Example 2: Handling Mixed Output from Models with a Reasoning Channel

Models like DeepSeek R1 and QwQ that first emit a <think> block and then produce a structured response are honestly the trickiest case. Seeing how TagDispatch handles this transition automatically is quite elegant.

Note: The code below is pseudocode based on XGrammar-2 official documentation. Actual class names and method names may differ depending on the library version — check the official GitHub API docs before running.

python
# pip install xgrammar
# The following is conceptual pseudocode based on XGrammar-2 (actual API names may differ)
from xgrammar import GrammarCompiler, TagDispatchGrammar
 
# The GrammarCompiler instance must be reused to benefit from Cross-Grammar Cache
compiler = GrammarCompiler()
 
tag_dispatch_grammar = TagDispatchGrammar(
    tag_grammar_map={
        # <think> block: free-form (no token mask constraints)
        "think": compiler.compile_free_form(),
 
        # <tool_call> block: strict JSON schema
        "tool_call": compiler.compile_json_schema({
            "type": "object",
            "properties": {
                "name": {"type": "string"},
                "arguments": {"type": "object"},
            },
            "required": ["name", "arguments"],
            "additionalProperties": False,
        }),
 
        # <response> block: free-form response
        "response": compiler.compile_free_form(),
    },
    default_grammar=compiler.compile_free_form(),
)
Processing Stage Active Grammar Token Mask
<think> start ~ </think> Free-form Full vocabulary allowed
After <tool_call> start JSON schema grammar Only tokens matching the schema allowed
After </tool_call> Default grammar Awaiting tag detection

Reusing the GrammarCompiler instance is the key. The Cross-Grammar Cache lives inside this compiler, accumulating and reusing token masks for common substructures across multiple requests. Creating a new compiler per request resets the cache and eliminates the performance benefit.
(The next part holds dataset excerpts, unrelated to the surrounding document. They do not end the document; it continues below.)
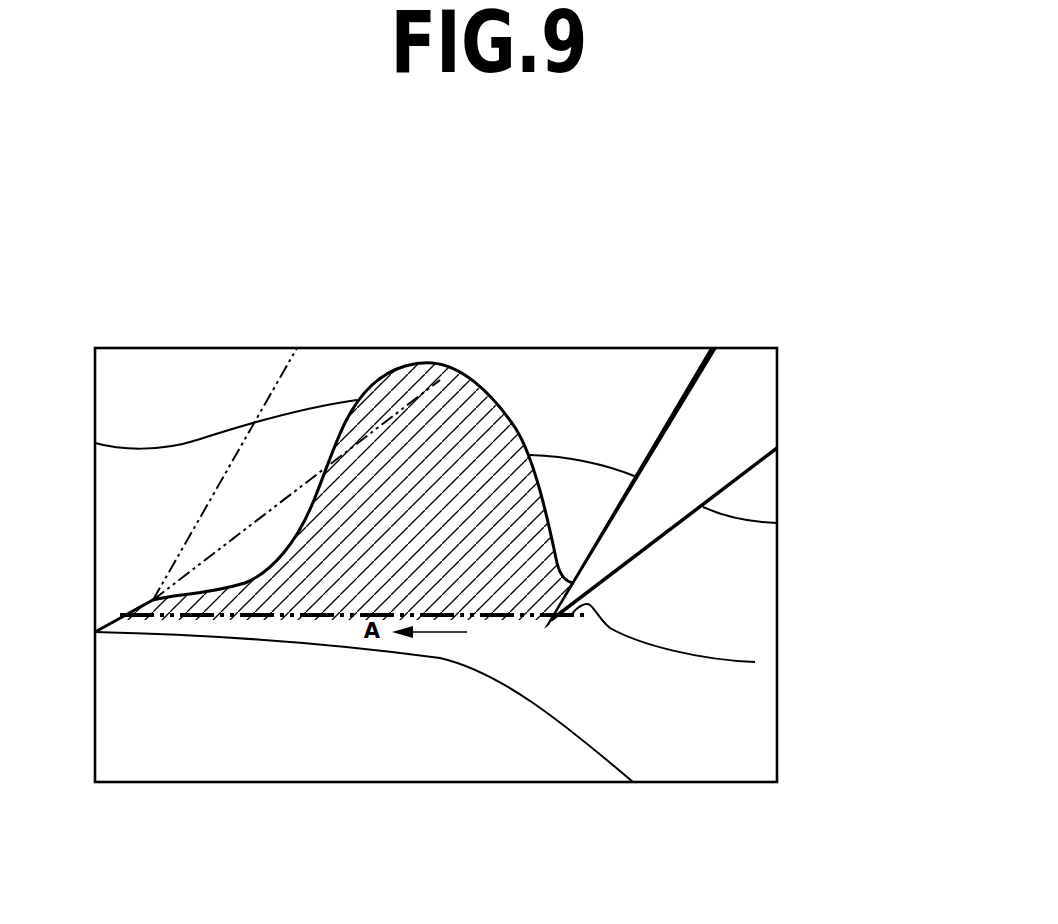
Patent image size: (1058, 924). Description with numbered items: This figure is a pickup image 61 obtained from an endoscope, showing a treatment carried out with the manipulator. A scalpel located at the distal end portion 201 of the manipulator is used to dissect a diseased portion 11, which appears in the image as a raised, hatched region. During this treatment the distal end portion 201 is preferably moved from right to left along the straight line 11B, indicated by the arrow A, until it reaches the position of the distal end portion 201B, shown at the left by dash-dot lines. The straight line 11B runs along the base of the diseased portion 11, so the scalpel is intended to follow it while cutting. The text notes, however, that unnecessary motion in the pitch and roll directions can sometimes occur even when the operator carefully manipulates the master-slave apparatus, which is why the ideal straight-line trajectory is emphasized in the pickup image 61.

The diseased portion 11 is at (433, 368).
The straight line 11B is at (307, 620).
The pickup image 61 is at (190, 782).
The distal end portion 201 is at (727, 382).
The position of the distal end portion 201B is at (290, 392).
Example 3: Integrating XGrammar-2 into Existing vLLM Code

Environment: vLLM v0.4+ (check per-version release notes for XGrammar-2 support status), Python 3.10+

If you're already using vLLM, you can switch with a single guided_decoding_backend setting. The approach leaves existing code untouched and only changes the backend, so migration risk is minimal.

python
from vllm import LLM, SamplingParams
 
llm = LLM(
    model="Qwen/Qwen2.5-72B-Instruct",
    guided_decoding_backend="xgrammar",  # Add only this one line
)
 
response_schema = {
    "type": "object",
    "properties": {
        "status": {"type": "string", "enum": ["success", "error", "partial"]},
        "results": {
            "type": "array",
            "items": {
                "type": "object",
                "properties": {
                    "id": {"type": "integer"},
                    "content": {"type": "string"},
                    "score": {"type": "number"},
                },
                "additionalProperties": False,
            },
        },
        "metadata": {"type": "object"},
    },
    "additionalProperties": False,
}
 
params = SamplingParams(
    temperature=0.0,
    guided_json=response_schema,
    max_tokens=1024,
)
 
outputs = llm.generate(["Organize the search results as JSON"], params)
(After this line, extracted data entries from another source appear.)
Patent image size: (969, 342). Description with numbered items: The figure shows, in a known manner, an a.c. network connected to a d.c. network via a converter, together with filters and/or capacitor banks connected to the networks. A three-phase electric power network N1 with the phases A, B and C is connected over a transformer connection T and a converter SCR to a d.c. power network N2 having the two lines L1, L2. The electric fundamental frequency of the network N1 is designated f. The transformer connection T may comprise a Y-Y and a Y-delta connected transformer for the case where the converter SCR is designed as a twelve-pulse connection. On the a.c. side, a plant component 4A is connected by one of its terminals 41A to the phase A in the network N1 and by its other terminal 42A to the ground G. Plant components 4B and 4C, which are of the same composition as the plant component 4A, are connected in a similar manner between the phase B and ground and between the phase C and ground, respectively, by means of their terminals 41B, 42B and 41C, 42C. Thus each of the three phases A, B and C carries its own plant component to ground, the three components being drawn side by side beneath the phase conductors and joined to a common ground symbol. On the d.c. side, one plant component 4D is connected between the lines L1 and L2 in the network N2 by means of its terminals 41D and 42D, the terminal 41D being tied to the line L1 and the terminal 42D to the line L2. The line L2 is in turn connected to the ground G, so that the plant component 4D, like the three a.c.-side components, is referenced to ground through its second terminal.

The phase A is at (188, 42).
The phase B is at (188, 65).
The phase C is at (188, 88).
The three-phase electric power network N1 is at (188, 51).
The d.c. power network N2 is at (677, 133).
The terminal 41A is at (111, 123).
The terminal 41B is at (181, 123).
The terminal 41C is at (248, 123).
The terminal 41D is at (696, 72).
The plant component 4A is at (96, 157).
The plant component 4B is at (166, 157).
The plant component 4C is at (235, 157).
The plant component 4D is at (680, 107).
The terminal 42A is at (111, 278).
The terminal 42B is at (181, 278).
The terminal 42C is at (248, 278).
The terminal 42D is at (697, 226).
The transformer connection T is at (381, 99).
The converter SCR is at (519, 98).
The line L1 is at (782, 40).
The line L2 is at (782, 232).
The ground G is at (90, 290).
In environments with a fixed set of 10 or fewer tools, the existing engine may be sufficient. On the other hand, if you're dynamically selecting a different tool subset per request or serving models with a reasoning channel, there's a good chance the switch will be noticeable.


Pros and Cons

Advantages

Item Details
Dramatic performance gains Up to 80× efficiency over XGrammar generation 1, 6–10× per-token throughput, 100×+ reduction in compilation time
Optimized for dynamic agents The only engine that efficiently handles both inter-request and intra-request structural changes
Universal framework compatibility Fully integrated with vLLM, SGLang, TensorRT-LLM, and MLC-LLM
Native support for reasoning models Handles <think> patterns from DeepSeek and Qwen series naturally via TagDispatch
Open source MIT Available on GitHub, customizable

Drawbacks and Caveats

Item Details Mitigation
Increased complexity New abstraction layers like TagDispatch and Cross-Grammar Cache raise debugging difficulty Recommend increasing log level to trace grammar transition points
Limited benefit for simple fixed schemas If the schema is always the same, the practical advantage over XGrammar generation 1 may not be significant If you have 10 or fewer fixed-schema tools, the existing engine is sufficient
Earley parser complexity Worst case O(N³) — can bottleneck on very complex recursive grammars Recommend benchmarking with your actual schemas before adopting
Emerging technology Announced May 2026, limited production feedback accumulated Recommend thorough validation in a staging environment before switching

Most Common Mistakes in Practice

  1. Omitting additionalProperties: false from the schema: XGrammar-2 ends up allowing extra fields, and the model freely inserts unexpected keys. If using Pydantic v2 models, it's recommended to also set model_config = ConfigDict(extra="forbid").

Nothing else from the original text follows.